Fondo Natural: A Healing Vision for a Wounded Land

Though modern society places immense weight on collective forces and public opinion, my experience with the Fondo Natural project taught me something more essential: that one individual—when aligned with a deep inner vision—can become a powerful catalyst for social and cultural transformation. That inner vision was shaped by the archetype of the Solar Warrior, whose mission is not to impose change from above, but to integrate conflict—internal and external—into a path of meaning, unity, and renewal.
The Fondo Natural project emerged in my imagination in 2003, but its origins trace back to a collective trauma: the Prestige oil tanker spill of 2002. This ecological disaster devastated Galicia’s marine environment, but it also left a psychic scar on its people—many of whom feel a deep-rooted connection to the land and sea, born of an ancient Pagan and Celtic heritage, a Celtic heritage excellently exposed in the Compass Rose, below the Tower of Hercules.

Where the Earth meets the Eternal —
the Compass Rose beneath the Tower of Hercules,
origin point of a vision seeking
to heal the bonds between land, sea, and spirit

That ancestral bond with nature was desecrated, and I felt, in a deeply personal way, the need for healing—both for myself and for Galicia. Out of this impulse, I envisioned Fondo Natural as a form of cultural regeneration—an integration of science, technology, and the spiritual-cultural values rooted in Galician identity. Unlike many sustainability projects that ignore the symbolic and psychological dimensions of ecology, Fondo Natural was inherently educative. It sought not only to restore land or mitigate damage, but to reawaken a collective consciousness—a renewed cultural soul in harmony with nature and technology alike.

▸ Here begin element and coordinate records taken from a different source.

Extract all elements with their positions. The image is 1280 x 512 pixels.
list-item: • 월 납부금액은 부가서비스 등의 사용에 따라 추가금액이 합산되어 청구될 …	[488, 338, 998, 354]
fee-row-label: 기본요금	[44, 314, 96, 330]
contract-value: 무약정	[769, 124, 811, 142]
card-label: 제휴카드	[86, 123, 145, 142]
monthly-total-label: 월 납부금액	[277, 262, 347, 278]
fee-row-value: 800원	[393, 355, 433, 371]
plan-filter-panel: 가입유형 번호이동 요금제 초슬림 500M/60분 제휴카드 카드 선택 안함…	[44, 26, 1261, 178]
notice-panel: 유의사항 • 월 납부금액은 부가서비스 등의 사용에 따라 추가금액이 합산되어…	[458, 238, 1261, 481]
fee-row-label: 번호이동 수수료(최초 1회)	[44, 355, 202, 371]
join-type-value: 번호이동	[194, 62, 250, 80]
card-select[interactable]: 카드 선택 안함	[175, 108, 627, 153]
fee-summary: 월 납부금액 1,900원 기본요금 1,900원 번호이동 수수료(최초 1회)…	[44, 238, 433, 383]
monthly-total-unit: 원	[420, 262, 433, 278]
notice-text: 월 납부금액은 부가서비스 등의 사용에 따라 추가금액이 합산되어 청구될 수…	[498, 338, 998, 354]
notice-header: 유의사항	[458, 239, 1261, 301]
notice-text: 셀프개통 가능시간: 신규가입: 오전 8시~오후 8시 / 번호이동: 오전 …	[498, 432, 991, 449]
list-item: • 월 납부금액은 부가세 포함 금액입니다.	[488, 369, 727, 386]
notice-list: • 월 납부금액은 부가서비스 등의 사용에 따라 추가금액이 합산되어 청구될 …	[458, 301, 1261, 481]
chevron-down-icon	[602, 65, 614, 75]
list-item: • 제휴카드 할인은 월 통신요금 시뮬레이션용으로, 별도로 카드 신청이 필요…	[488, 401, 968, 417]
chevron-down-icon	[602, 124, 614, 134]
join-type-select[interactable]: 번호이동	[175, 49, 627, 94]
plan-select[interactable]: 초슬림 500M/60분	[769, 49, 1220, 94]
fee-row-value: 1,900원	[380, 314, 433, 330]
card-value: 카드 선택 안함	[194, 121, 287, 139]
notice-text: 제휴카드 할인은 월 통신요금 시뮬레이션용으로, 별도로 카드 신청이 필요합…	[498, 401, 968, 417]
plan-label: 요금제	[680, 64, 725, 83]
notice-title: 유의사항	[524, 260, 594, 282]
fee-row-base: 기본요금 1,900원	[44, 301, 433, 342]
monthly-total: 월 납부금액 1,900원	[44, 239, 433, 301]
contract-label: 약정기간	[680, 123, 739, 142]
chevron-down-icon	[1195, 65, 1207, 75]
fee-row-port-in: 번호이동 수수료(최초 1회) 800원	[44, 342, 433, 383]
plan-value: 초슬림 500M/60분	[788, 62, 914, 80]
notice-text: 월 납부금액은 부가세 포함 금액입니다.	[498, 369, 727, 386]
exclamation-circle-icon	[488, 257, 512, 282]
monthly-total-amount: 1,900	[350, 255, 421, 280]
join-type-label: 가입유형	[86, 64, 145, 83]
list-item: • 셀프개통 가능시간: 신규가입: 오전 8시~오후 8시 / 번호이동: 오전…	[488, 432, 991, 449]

Original footage from the Fondo Natural project (2003–2006)
a cultural and ecological vision born from inner necessity
and rooted in the Galician soul.

To my astonishment, the project gained momentum as if by a kind of natural law. People appeared almost synchronously at every step—individuals from corporate, academic, and artistic fields who resonated with the vision. By 2006, the project had reached the top cultural and economic circles of Galicia and was officially budgeted at 40 million euros. The bank that financed the project at that time, Caixa Galicia was planning to purchase the legendary Cies Islands, aiming to empower as the most pristine symbol of the project.

the project gained momentum as if by a kind of natural law

But this ascent met an invisible wall.
Entrenched political and administrative networks—largely disconnected from cultural authenticity—refused to support it. Meanwhile, media attention and funding were diverted to other state-sponsored initiatives, like the City of Culture, a project that proved financially disastrous and culturally hollow.
At first, I experienced the collapse of Fondo Natural as a failure. But time revealed something deeper. The project had already fulfilled its most important mission: it had awakened my understanding of cultural synthesis, and it purified my attention from artificial concerns—those dictated by politics, vanity, or distraction. It clarified my path as a writer and thinker.
As Nobel laureate Ilya Prigogine wrote in Is Future Given? (2003):

“The role of individuals is more important than ever.
Few particles can alter the macroscopic organization
in the whole of nature”

In those years, I became a devoted reader of Prigogine’s work because I needed to understand what I was witnessing: the improbable momentum of an idea, flowing against the currents of an industrializing world. Fondo Natural seemed to act like a chain reaction, revealing that when the individual is aligned with a genuine, integrative archetype—such as the Solar Warrior—the ripple effect can transcend all expectations.
Initially I considered the outcome of my initiative a failure, but soon I understood it became a great chance to cleanse my mind of artificial problems, of political problems that are out of my reach, and focus in what is important. And because of this my literary works, challenges to science and Guinness World Records are the natural outcome of such experience.